I had originally scheduled all of this work for the month running up to Christmas. I’ve been to a couple of AWS (Amazon Web Services) DevOps events recently to find better ways to build and maintain the Folksy stack, and I was looking forward to implementing a full, end-to-end automated system following all the latest best practices in the month when we traditionally don’t release any new functionality. Then, of course, reality intervened by way of the Shellshock bug and the tipping points we reached, so I had to undertake it all NOW, and in a hurry. Still, the knowledge I brought back from the Amazon events was invaluable in helping to resolve the issues, and I’m still looking forward to designing a better full Folksy stack in the coming months. In particular, it would be nice to get the Folksy application servers running on an auto-scaling infrastructure similar to the one image service now runs on.
Oh, and earlier this week, we also had our search index go down for around half an hour. This was unprecedented, as the service we use for this is normally incredibly reliable (which is indeed why we use it!). They identified and fixed the issue, which was a memory leak, and added more physical memory to the cluster where they run our search index to avoid this happening again.

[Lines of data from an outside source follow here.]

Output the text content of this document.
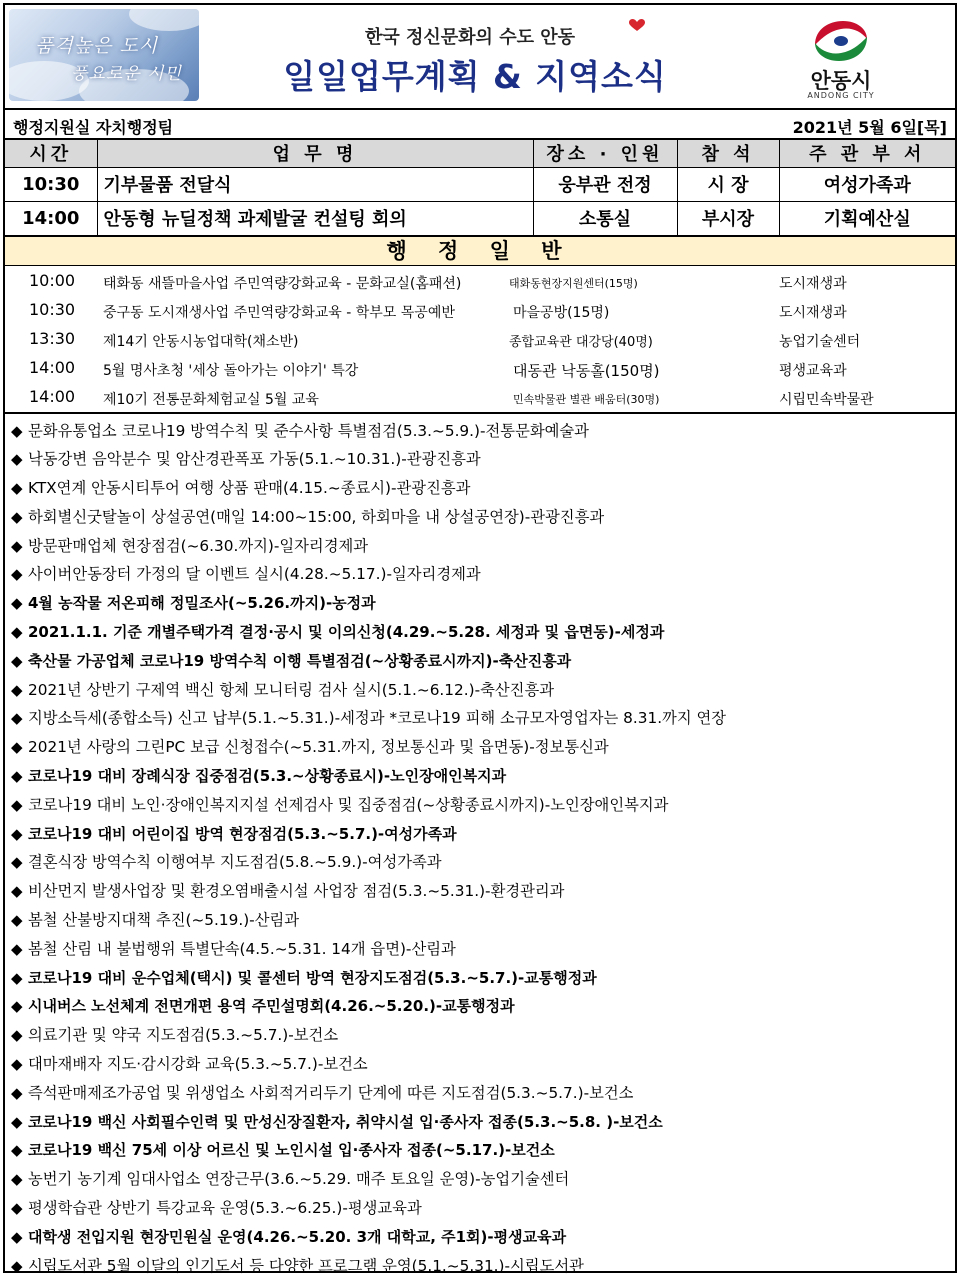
품격높은 도시
풍요로운 시민
한국 정신문화의 수도 안동
일일업무계획 & 지역소식	안동시
ANDONG CITY
행정지원실 자치행정팀	2021년 5월 6일[목]
시간	업 무 명	장소 · 인원	참 석	주 관 부 서
10:30	기부물품 전달식	웅부관 전정	시 장	여성가족과
14:00	안동형 뉴딜정책 과제발굴 컨설팅 회의	소통실	부시장	기획예산실
행 정 일 반
10:00 태화동 새뜰마을사업 주민역량강화교육 - 문화교실(홈패션)	태화동현장지원센터(15명)	도시재생과
10:30 중구동 도시재생사업 주민역량강화교육 - 학부모 목공예반	마을공방(15명)	도시재생과
13:30 제14기 안동시농업대학(채소반)	종합교육관 대강당(40명)	농업기술센터
14:00 5월 명사초청 '세상 돌아가는 이야기' 특강	대동관 낙동홀(150명)	평생교육과
14:00 제10기 전통문화체험교실 5월 교육	민속박물관 별관 배움터(30명)	시립민속박물관
◆ 문화유통업소 코로나19 방역수칙 및 준수사항 특별점검(5.3.~5.9.)-전통문화예술과
◆ 낙동강변 음악분수 및 암산경관폭포 가동(5.1.~10.31.)-관광진흥과
◆ KTX연계 안동시티투어 여행 상품 판매(4.15.~종료시)-관광진흥과
◆ 하회별신굿탈놀이 상설공연(매일 14:00~15:00, 하회마을 내 상설공연장)-관광진흥과
◆ 방문판매업체 현장점검(~6.30.까지)-일자리경제과
◆ 사이버안동장터 가정의 달 이벤트 실시(4.28.~5.17.)-일자리경제과
◆ 4월 농작물 저온피해 정밀조사(~5.26.까지)-농정과
◆ 2021.1.1. 기준 개별주택가격 결정·공시 및 이의신청(4.29.~5.28. 세정과 및 읍면동)-세정과
◆ 축산물 가공업체 코로나19 방역수칙 이행 특별점검(~상황종료시까지)-축산진흥과
◆ 2021년 상반기 구제역 백신 항체 모니터링 검사 실시(5.1.~6.12.)-축산진흥과
◆ 지방소득세(종합소득) 신고 납부(5.1.~5.31.)-세정과 *코로나19 피해 소규모자영업자는 8.31.까지 연장
◆ 2021년 사랑의 그린PC 보급 신청접수(~5.31.까지, 정보통신과 및 읍면동)-정보통신과
◆ 코로나19 대비 장례식장 집중점검(5.3.~상황종료시)-노인장애인복지과
◆ 코로나19 대비 노인·장애인복지지설 선제검사 및 집중점검(~상황종료시까지)-노인장애인복지과
◆ 코로나19 대비 어린이집 방역 현장점검(5.3.~5.7.)-여성가족과
◆ 결혼식장 방역수칙 이행여부 지도점검(5.8.~5.9.)-여성가족과
◆ 비산먼지 발생사업장 및 환경오염배출시설 사업장 점검(5.3.~5.31.)-환경관리과
◆ 봄철 산불방지대책 추진(~5.19.)-산림과
◆ 봄철 산림 내 불법행위 특별단속(4.5.~5.31. 14개 읍면)-산림과
◆ 코로나19 대비 운수업체(택시) 및 콜센터 방역 현장지도점검(5.3.~5.7.)-교통행정과
◆ 시내버스 노선체계 전면개편 용역 주민설명회(4.26.~5.20.)-교통행정과
◆ 의료기관 및 약국 지도점검(5.3.~5.7.)-보건소
◆ 대마재배자 지도·감시강화 교육(5.3.~5.7.)-보건소
◆ 즉석판매제조가공업 및 위생업소 사회적거리두기 단계에 따른 지도점검(5.3.~5.7.)-보건소
◆ 코로나19 백신 사회필수인력 및 만성신장질환자, 취약시설 입·종사자 접종(5.3.~5.8. )-보건소
◆ 코로나19 백신 75세 이상 어르신 및 노인시설 입·종사자 접종(~5.17.)-보건소
◆ 농번기 농기계 임대사업소 연장근무(3.6.~5.29. 매주 토요일 운영)-농업기술센터
◆ 평생학습관 상반기 특강교육 운영(5.3.~6.25.)-평생교육과
◆ 대학생 전입지원 현장민원실 운영(4.26.~5.20. 3개 대학교, 주1회)-평생교육과
◆ 시립도서관 5월 이달의 인기도서 등 다양한 프로그램 운영(5.1.~5.31.)-시립도서관
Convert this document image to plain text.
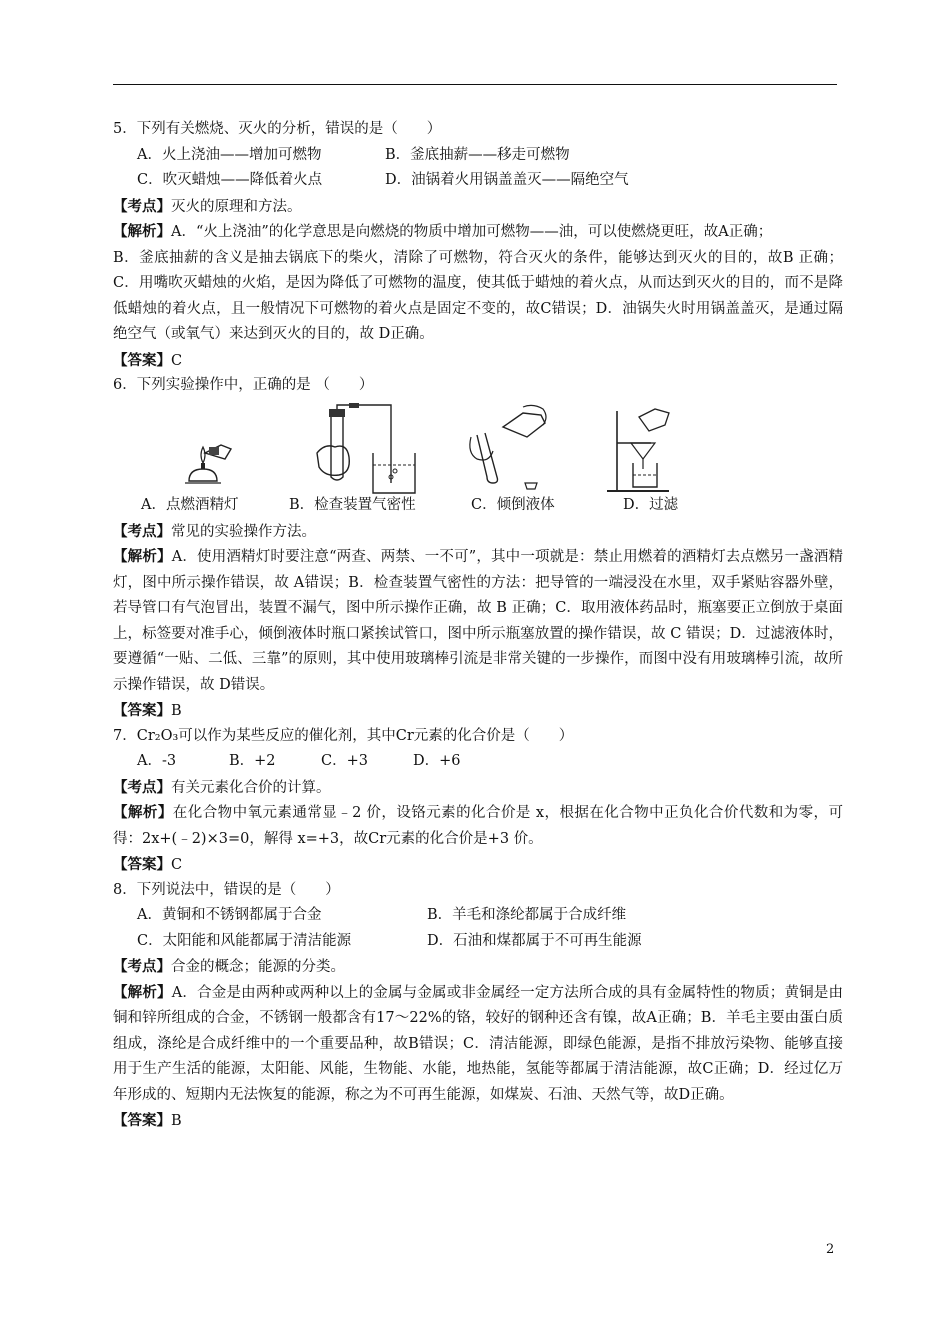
5．下列有关燃烧、灭火的分析，错误的是（　　）
A．火上浇油——增加可燃物	B．釜底抽薪——移走可燃物
C．吹灭蜡烛——降低着火点	D．油锅着火用锅盖盖灭——隔绝空气
【考点】灭火的原理和方法。
【解析】A．“火上浇油”的化学意思是向燃烧的物质中增加可燃物——油，可以使燃烧更旺，故A正确；
B．釜底抽薪的含义是抽去锅底下的柴火，清除了可燃物，符合灭火的条件，能够达到灭火的目的，故B 正确；C．用嘴吹灭蜡烛的火焰，是因为降低了可燃物的温度，使其低于蜡烛的着火点，从而达到灭火的目的，而不是降低蜡烛的着火点，且一般情况下可燃物的着火点是固定不变的，故C错误；D．油锅失火时用锅盖盖灭，是通过隔绝空气（或氧气）来达到灭火的目的，故 D正确。
【答案】C
6．下列实验操作中，正确的是 （　　）
A．点燃酒精灯	B．检查装置气密性	C．倾倒液体	D．过滤
【考点】常见的实验操作方法。
【解析】A．使用酒精灯时要注意“两查、两禁、一不可”，其中一项就是：禁止用燃着的酒精灯去点燃另一盏酒精灯，图中所示操作错误，故 A错误；B．检查装置气密性的方法：把导管的一端浸没在水里，双手紧贴容器外壁，若导管口有气泡冒出，装置不漏气，图中所示操作正确，故 B 正确；C．取用液体药品时，瓶塞要正立倒放于桌面上，标签要对准手心，倾倒液体时瓶口紧挨试管口，图中所示瓶塞放置的操作错误，故 C 错误；D．过滤液体时，要遵循“一贴、二低、三靠”的原则，其中使用玻璃棒引流是非常关键的一步操作，而图中没有用玻璃棒引流，故所示操作错误，故 D错误。
【答案】B
7．Cr₂O₃可以作为某些反应的催化剂，其中Cr元素的化合价是（　　）
A．-3	B．+2	C．+3	D．+6
【考点】有关元素化合价的计算。
【解析】在化合物中氧元素通常显﹣2 价，设铬元素的化合价是 x，根据在化合物中正负化合价代数和为零，可得：2x+(﹣2)×3=0，解得 x=+3，故Cr元素的化合价是+3 价。
【答案】C
8．下列说法中，错误的是（　　）
A．黄铜和不锈钢都属于合金	B．羊毛和涤纶都属于合成纤维
C．太阳能和风能都属于清洁能源	D．石油和煤都属于不可再生能源
【考点】合金的概念；能源的分类。
【解析】A．合金是由两种或两种以上的金属与金属或非金属经一定方法所合成的具有金属特性的物质；黄铜是由铜和锌所组成的合金，不锈钢一般都含有17～22%的铬，较好的钢种还含有镍，故A正确；B．羊毛主要由蛋白质组成，涤纶是合成纤维中的一个重要品种，故B错误；C．清洁能源，即绿色能源，是指不排放污染物、能够直接用于生产生活的能源，太阳能、风能，生物能、水能，地热能，氢能等都属于清洁能源，故C正确；D．经过亿万年形成的、短期内无法恢复的能源，称之为不可再生能源，如煤炭、石油、天然气等，故D正确。
【答案】B
2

What all of this has meant is that the new features we were hoping to get released in the last few weeks have had to take a back seat to system administration. I hate it when this happens, because it feels like development has stalled on the site, but sometimes it really is unavoidable. However, those new features haven’t gone away, and we have even managed to keep developing them in the background, so we’re looking forward to getting those released in the next couple of weeks.
I can’t tell you what any of them are, here, but what’s a couple of weeks’ wait between friends? :)
Finally, I’d like to say another really big thank you to all of our users who have been so patient while we fixed the issues outlined above. It really is appreciated. I’m not the most visible member of the Folksy team, but knowing that the goodwill of the Folksy community is behind you really does help to take the edge off the horrible stress you feel when alarms and system alerts start ringing late at night! And I hope this post reassures you that not only have we been working really hard to fix any problems that arise, but that we’ve been working really hard to try to stop them arising in the future.